Donne imprenditrici. In Perù un progetto di sovvenzioni destinato a favorire l’inclusione delle donne nella coltivazione del caffè sta portando grandi risultati in termini di parità di genere. Ecco di cosa si tratta.

Le donne imprenditrici di Sanchiro Palomar

Le sovvenzioni in favore dell’uguaglianza di genere danno potere alle donne e promuovono la produttività delle cooperative agricole. Quello che sta succedendo in un progetto Root Capital in Perù mostra quanto lontano possono andare le donne nella coltivazione del caffè.

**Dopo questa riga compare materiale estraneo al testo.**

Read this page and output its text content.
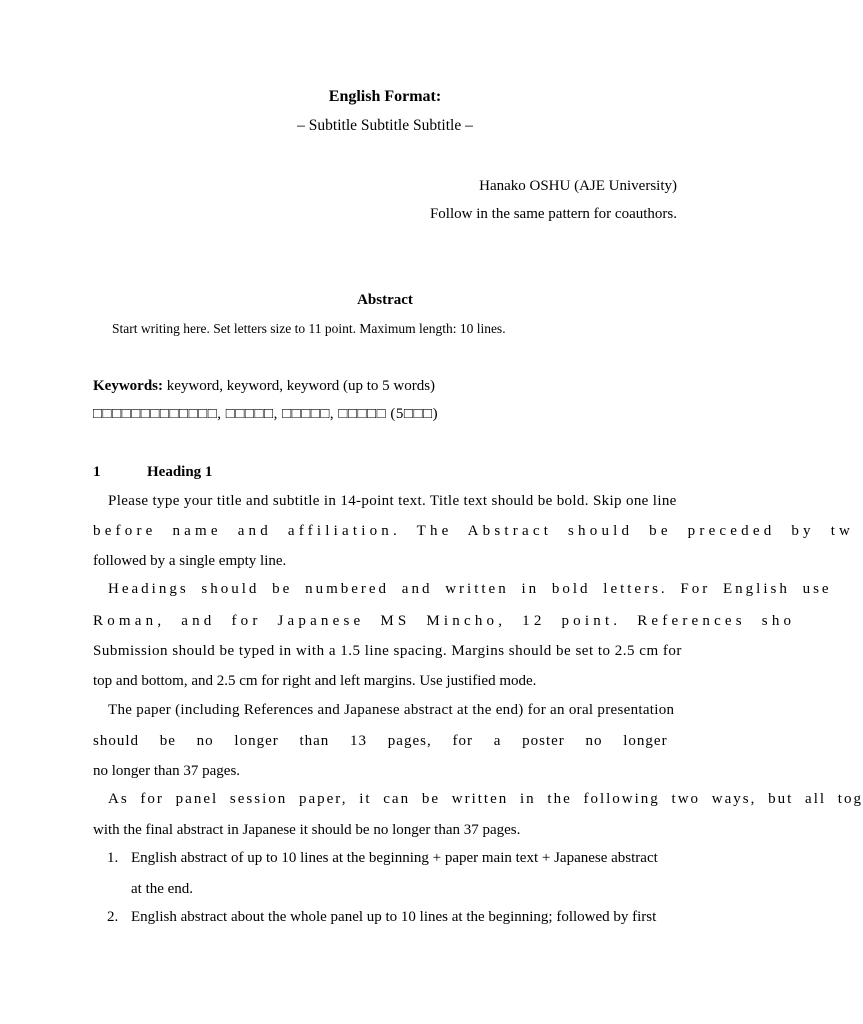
English Format:
– Subtitle Subtitle Subtitle –
Hanako OSHU (AJE University)
Follow in the same pattern for coauthors.
Abstract
Start writing here. Set letters size to 11 point. Maximum length: 10 lines.
Keywords: keyword, keyword, keyword (up to 5 words)
□□□□□□□□□□□□□, □□□□□, □□□□□, □□□□□ (5□□□)
1	Heading 1
Please type your title and subtitle in 14-point text. Title text should be bold. Skip one line
before name and affiliation. The Abstract should be preceded by tw
followed by a single empty line.
Headings should be numbered and written in bold letters. For English use
Roman, and for Japanese MS Mincho, 12 point. References sho
Submission should be typed in with a 1.5 line spacing. Margins should be set to 2.5 cm for
top and bottom, and 2.5 cm for right and left margins. Use justified mode.
The paper (including References and Japanese abstract at the end) for an oral presentation
should be no longer than 13 pages, for a poster no longer
no longer than 37 pages.
As for panel session paper, it can be written in the following two ways, but all tog
with the final abstract in Japanese it should be no longer than 37 pages.
1. English abstract of up to 10 lines at the beginning + paper main text + Japanese abstract
at the end.
2. English abstract about the whole panel up to 10 lines at the beginning; followed by first
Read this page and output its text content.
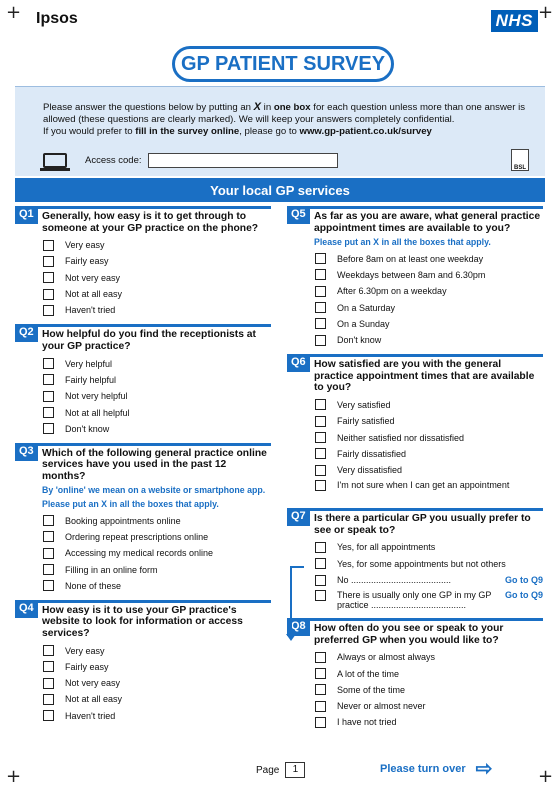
+	+
+	+
Ipsos	NHS
GP PATIENT SURVEY
Please answer the questions below by putting an X in one box for each question unless more than one answer is allowed (these questions are clearly marked). We will keep your answers completely confidential.
If you would prefer to fill in the survey online, please go to www.gp-patient.co.uk/survey
Access code:
BSL
Your local GP services
Q1 Generally, how easy is it to get through to someone at your GP practice on the phone?
Very easy
Fairly easy
Not very easy
Not at all easy
Haven't tried
Q2 How helpful do you find the receptionists at your GP practice?
Very helpful
Fairly helpful
Not very helpful
Not at all helpful
Don't know
Q3 Which of the following general practice online services have you used in the past 12 months?
By 'online' we mean on a website or smartphone app.
Please put an X in all the boxes that apply.
Booking appointments online
Ordering repeat prescriptions online
Accessing my medical records online
Filling in an online form
None of these
Q4 How easy is it to use your GP practice's website to look for information or access services?
Very easy
Fairly easy
Not very easy
Not at all easy
Haven't tried
Q5 As far as you are aware, what general practice appointment times are available to you?
Please put an X in all the boxes that apply.
Before 8am on at least one weekday
Weekdays between 8am and 6.30pm
After 6.30pm on a weekday
On a Saturday
On a Sunday
Don't know
Q6 How satisfied are you with the general practice appointment times that are available to you?
Very satisfied
Fairly satisfied
Neither satisfied nor dissatisfied
Fairly dissatisfied
Very dissatisfied
I'm not sure when I can get an appointment
Q7 Is there a particular GP you usually prefer to see or speak to?
Yes, for all appointments
Yes, for some appointments but not others
No ........................................	Go to Q9
There is usually only one GP in my GP practice ......................................
Go to Q9
Q8 How often do you see or speak to your preferred GP when you would like to?
Always or almost always
A lot of the time
Some of the time
Never or almost never
I have not tried
Page	1	Please turn over ⇨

Lungo la strada incredibilmente ripida e stretta che si snoda fino al villaggio di Sanchirio Palomar, gli unici suoni sono il baldacchino frusciante e il canto degli uccelli. È appropriato, dal momento che il nome del villaggio – una combinazione di parole spagnole e indigene – significa “fiume freddo con molti uccelli”. In questo remoto villaggio peruviano pulsa di ambizione, creatività e guida.

Patricia Rodriguez, l’anima del progetto

Patricia Rodriguez (a sinistra nella foto) è una coltivatrice di caffè e presidente del comitato femminile della cooperativa locale del caffè, Cooperativa Agraria de Frutos Ecológicos Sanchirio Palomar. La cooperativa Sanchirio Palomar è stata fondata nel 2004 e conta 171 membri dell’agricoltore, di cui 60 donne. Nel 2009, Root Capital è diventato il loro primo finanziatore e, fino ad oggi, è l’unica fonte di finanziamento della cooperativa.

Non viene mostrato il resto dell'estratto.